Today the church forms part of the Golden Cap Team of Churches, with Sunday services being held twice a month, along with occasional Songs of Praise services.

==History==
St Mary's was built to replace an earlier church which was described as being of "ancient foundation", with the first recorded rector being Adam Payn in 1337. By the mid-19th century, the building had become dilapidated and the lord of the manor, Robert Charles Hildyard, decided to have a new church built at his sole expense. Plans were drawn up by John Loughborough Pearson of London for a church providing accommodation for 50 people.

The church was built by Mr. H. Poole of Westminster, with Mr. W. Buchanan of London as the foreman. Much of the carving work was carried out by Mr. M. Barns of Clifton and Mr. S. Poole of Westminster. The carpentry was carried out by Mr. W. Hoare of Charmouth and the flint masonry by Mr. J. Dunn of Charmouth. Hildyard laid the foundation stone during 1857, but died on 7 December 1857, before the church was completed. The church was consecrated by the Bishop of Salisbury, the Right Rev. Walter Kerr Hamilton, on 7 September 1858. Repairs were carried out to the church in 1977.

==Architecture==
St Mary's is built of knapped flint, with Bath stone dressings and roofs covered with red tiles from Stoke-upon-Trent. The internal stonework is of Bath and Caen stone ashlar. The church is made up of a nave, chancel and north vestry with organ chamber. The entrance is through a recessed door at the west end. Above is a bell-cot, featuring gablets and a foliated cross, containing a single bell. It was cast from a piece of brass cannon captured at Sebastopol during the Crimean War (1853–1856).

The oak roof is of arch-braced construction and has stone corbels in the form of carved angels. All of the paving inside the church is made up of Mintons tiles. The church's fittings are contemporary with the 1857–58 rebuild; the seats are of oak, and the octagonal pulpit and font are both of Beer stone. The font was gifted by Frederick Hildyard in memory of R. C. Hildyard. The organ was made by Joseph Walker of London in 1857 and underwent repair by R. Godfrey in 1983.

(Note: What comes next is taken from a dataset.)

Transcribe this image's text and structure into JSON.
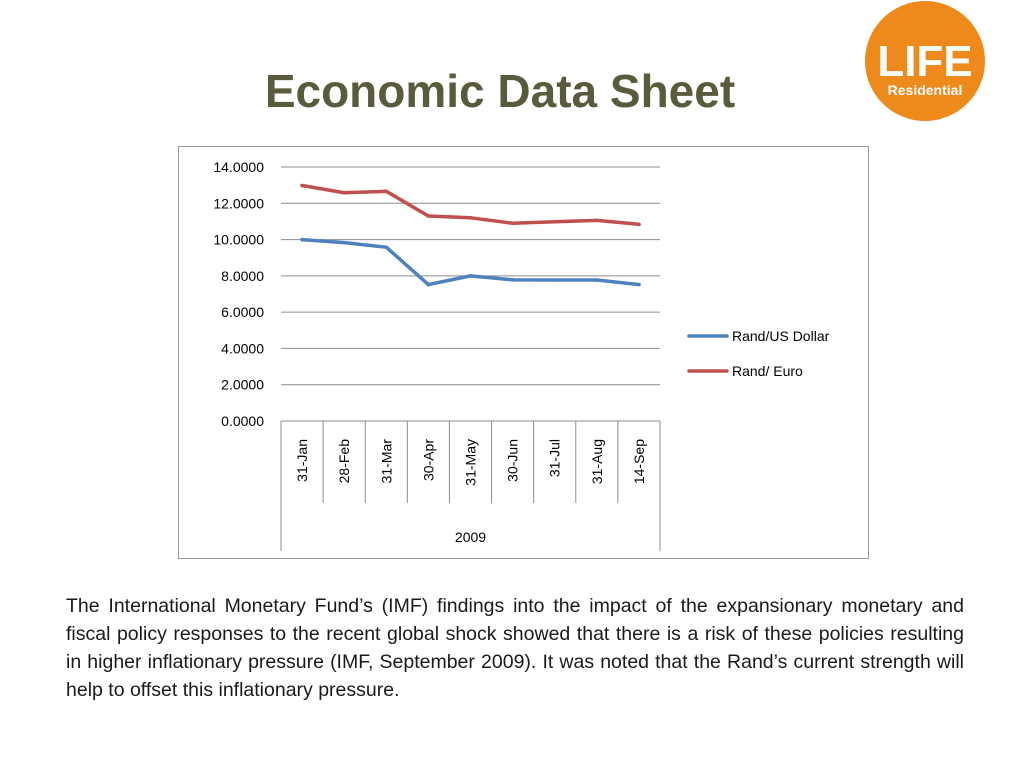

The windows have stained glass from Clayton and Bell of London. Many of the windows are memorials to the Hildyard family. Some depict the Agony in the Garden, the Betrayal, the Bearing of the Cross, the Entombment and the Resurrection. The west window illustrates the life of St Mary. The chancel contains a reredos, sedilia and credence shelf. The reredos has a triple arcade, supported on green marble pillars, with stone capitals and bases. In the sacrarium, the Pede cloth and kneeling cushions were made by Mrs. Hildyard.

There are memorial tablets to R. C. Hildyard, dated 1857, and his son R. H. Hildyard, dated 1876. Both are buried in the churchyard. In the chancel is a memorial tablet to Catherine Hildyard, who died in 1855.